Chewy, chocolate-topped Mars bar slice—an aussie dessert recipe classic to feature in your australian recipes collection.
Some recipes don’t whisper for your attention they sprint into the room, waving chocolate and caramel and shouting your name. That’s how I feel about a good mars bar slice recipe. It’s everything we love about a school-fete tray bake: no oven, five-ish pantry ingredients, and a dramatic chocolate top that cracks beautifully when you cut it.
If you’ve been searching for a version that sets firmly without going rock-hard, cuts cleanly, and tastes just like the ones you remember from tuckshop days, you’ve found it.
In this guide I’ll show you exactly how to make this Australian mars bar slice recipe in your own kitchen.

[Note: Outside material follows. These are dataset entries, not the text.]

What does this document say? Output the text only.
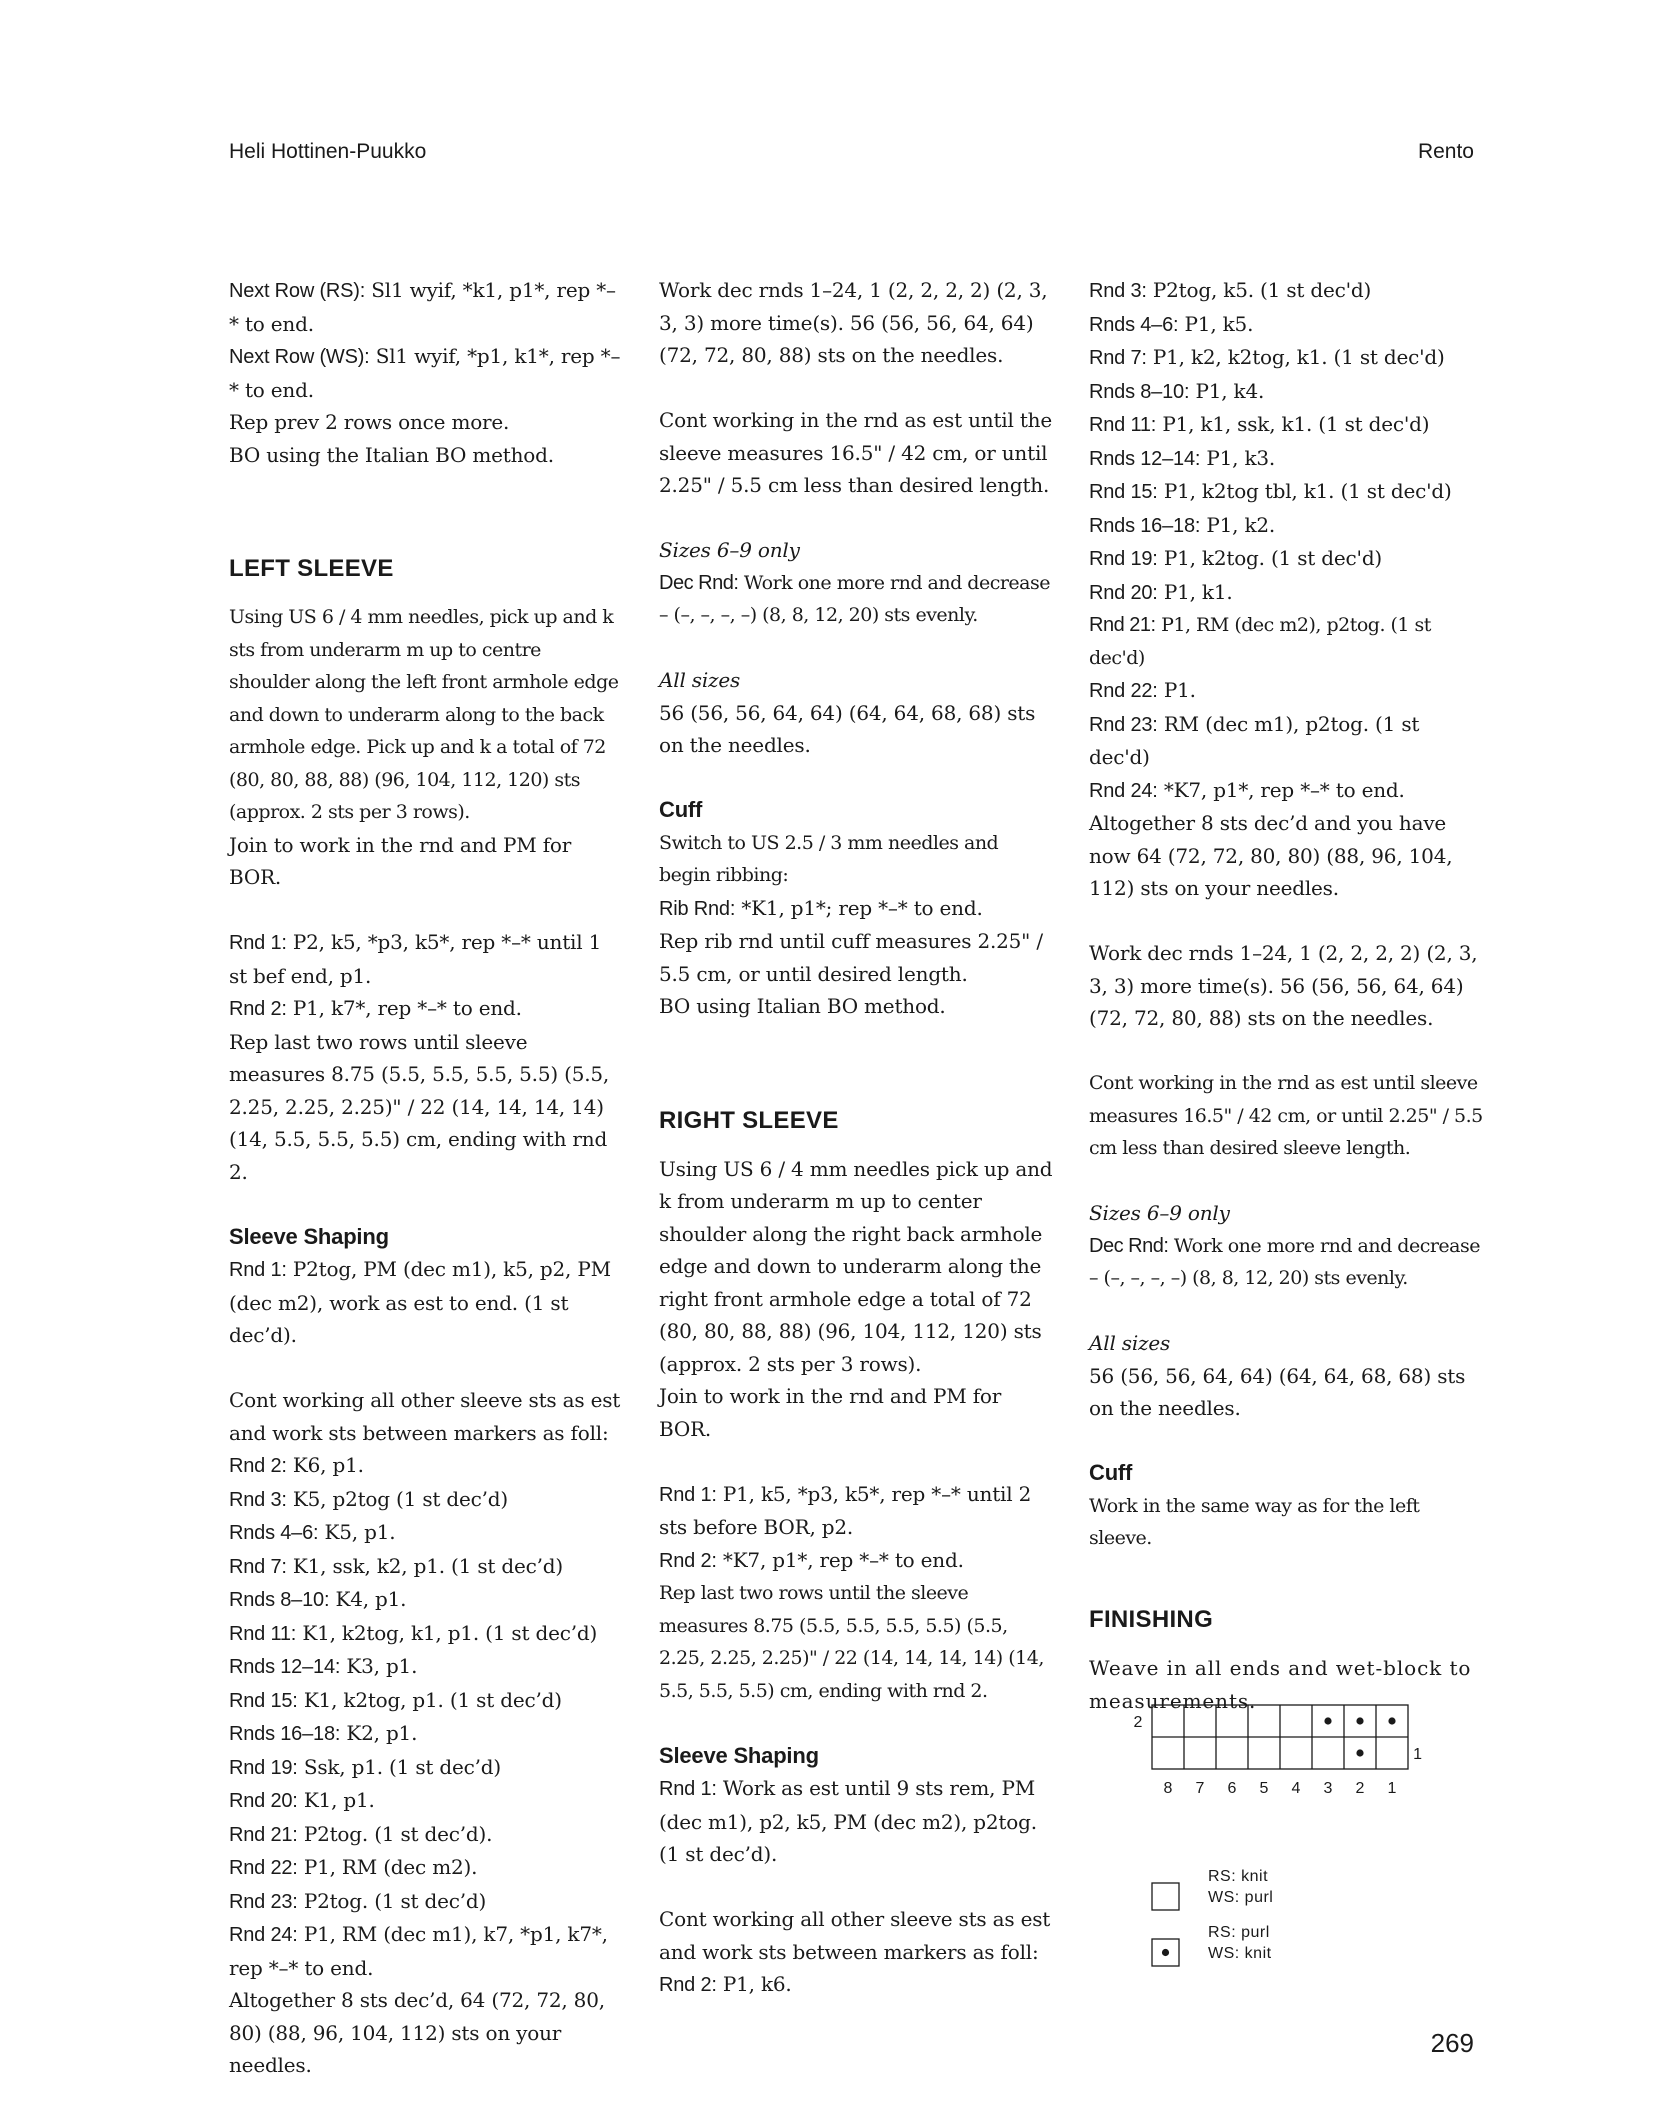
Heli Hottinen-Puukko	Rento

Next Row (RS): Sl1 wyif, *k1, p1*, rep *–* to end.

Next Row (WS): Sl1 wyif, *p1, k1*, rep *–* to end.

Rep prev 2 rows once more.

BO using the Italian BO method.

LEFT SLEEVE

Using US 6 / 4 mm needles, pick up and k sts from underarm m up to centre shoulder along the left front armhole edge and down to underarm along to the back armhole edge. Pick up and k a total of 72 (80, 80, 88, 88) (96, 104, 112, 120) sts (approx. 2 sts per 3 rows).

Join to work in the rnd and PM for BOR.

Rnd 1: P2, k5, *p3, k5*, rep *–* until 1 st bef end, p1.

Rnd 2: P1, k7*, rep *–* to end.

Rep last two rows until sleeve measures 8.75 (5.5, 5.5, 5.5, 5.5) (5.5, 2.25, 2.25, 2.25)" / 22 (14, 14, 14, 14) (14, 5.5, 5.5, 5.5) cm, ending with rnd 2.

Sleeve Shaping

Rnd 1: P2tog, PM (dec m1), k5, p2, PM (dec m2), work as est to end. (1 st dec’d).

Cont working all other sleeve sts as est and work sts between markers as foll:

Rnd 2: K6, p1.

Rnd 3: K5, p2tog (1 st dec’d)

Rnds 4–6: K5, p1.

Rnd 7: K1, ssk, k2, p1. (1 st dec’d)

Rnds 8–10: K4, p1.

Rnd 11: K1, k2tog, k1, p1. (1 st dec’d)

Rnds 12–14: K3, p1.

Rnd 15: K1, k2tog, p1. (1 st dec’d)

Rnds 16–18: K2, p1.

Rnd 19: Ssk, p1. (1 st dec’d)

Rnd 20: K1, p1.

Rnd 21: P2tog. (1 st dec’d).

Rnd 22: P1, RM (dec m2).

Rnd 23: P2tog. (1 st dec’d)

Rnd 24: P1, RM (dec m1), k7, *p1, k7*, rep *–* to end.

Altogether 8 sts dec’d, 64 (72, 72, 80, 80) (88, 96, 104, 112) sts on your needles.

Work dec rnds 1–24, 1 (2, 2, 2, 2) (2, 3, 3, 3) more time(s). 56 (56, 56, 64, 64) (72, 72, 80, 88) sts on the needles.

Cont working in the rnd as est until the sleeve measures 16.5" / 42 cm, or until 2.25" / 5.5 cm less than desired length.

Sizes 6–9 only

Dec Rnd: Work one more rnd and decrease – (–, –, –, –) (8, 8, 12, 20) sts evenly.

All sizes

56 (56, 56, 64, 64) (64, 64, 68, 68) sts on the needles.

Cuff

Switch to US 2.5 / 3 mm needles and begin ribbing:

Rib Rnd: *K1, p1*; rep *–* to end.

Rep rib rnd until cuff measures 2.25" / 5.5 cm, or until desired length.

BO using Italian BO method.

RIGHT SLEEVE

Using US 6 / 4 mm needles pick up and k from underarm m up to center shoulder along the right back armhole edge and down to underarm along the right front armhole edge a total of 72 (80, 80, 88, 88) (96, 104, 112, 120) sts (approx. 2 sts per 3 rows).

Join to work in the rnd and PM for BOR.

Rnd 1: P1, k5, *p3, k5*, rep *–* until 2 sts before BOR, p2.

Rnd 2: *K7, p1*, rep *–* to end.

Rep last two rows until the sleeve measures 8.75 (5.5, 5.5, 5.5, 5.5) (5.5, 2.25, 2.25, 2.25)" / 22 (14, 14, 14, 14) (14, 5.5, 5.5, 5.5) cm, ending with rnd 2.

Sleeve Shaping

Rnd 1: Work as est until 9 sts rem, PM (dec m1), p2, k5, PM (dec m2), p2tog. (1 st dec’d).

Cont working all other sleeve sts as est and work sts between markers as foll:

Rnd 2: P1, k6.

Rnd 3: P2tog, k5. (1 st dec'd)

Rnds 4–6: P1, k5.

Rnd 7: P1, k2, k2tog, k1. (1 st dec'd)

Rnds 8–10: P1, k4.

Rnd 11: P1, k1, ssk, k1. (1 st dec'd)

Rnds 12–14: P1, k3.

Rnd 15: P1, k2tog tbl, k1. (1 st dec'd)

Rnds 16–18: P1, k2.

Rnd 19: P1, k2tog. (1 st dec'd)

Rnd 20: P1, k1.

Rnd 21: P1, RM (dec m2), p2tog. (1 st dec'd)

Rnd 22: P1.

Rnd 23: RM (dec m1), p2tog. (1 st dec'd)

Rnd 24: *K7, p1*, rep *–* to end.

Altogether 8 sts dec’d and you have now 64 (72, 72, 80, 80) (88, 96, 104, 112) sts on your needles.

Work dec rnds 1–24, 1 (2, 2, 2, 2) (2, 3, 3, 3) more time(s). 56 (56, 56, 64, 64) (72, 72, 80, 88) sts on the needles.

Cont working in the rnd as est until sleeve measures 16.5" / 42 cm, or until 2.25" / 5.5 cm less than desired sleeve length.

Sizes 6–9 only

Dec Rnd: Work one more rnd and decrease – (–, –, –, –) (8, 8, 12, 20) sts evenly.

All sizes

56 (56, 56, 64, 64) (64, 64, 68, 68) sts on the needles.

Cuff

Work in the same way as for the left sleeve.

FINISHING

Weave in all ends and wet-block to measurements.

2
1
8 7 6 5 4 3 2 1
RS: knit
WS: purl
RS: purl
WS: knit
269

We’ll talk about the right bar-to-butter ratio (so it’s chewy, not greasy), how to melt without splitting, why a pinch of salt turns the flavour from sweet to sophisticated, and the trick to glossy chocolate that slices like a dream. Whether you typed in mars bar slice or “Mars Bar slice recipe Australia,” this is the method I teach friends who want a foolproof tray that disappears at morning tea.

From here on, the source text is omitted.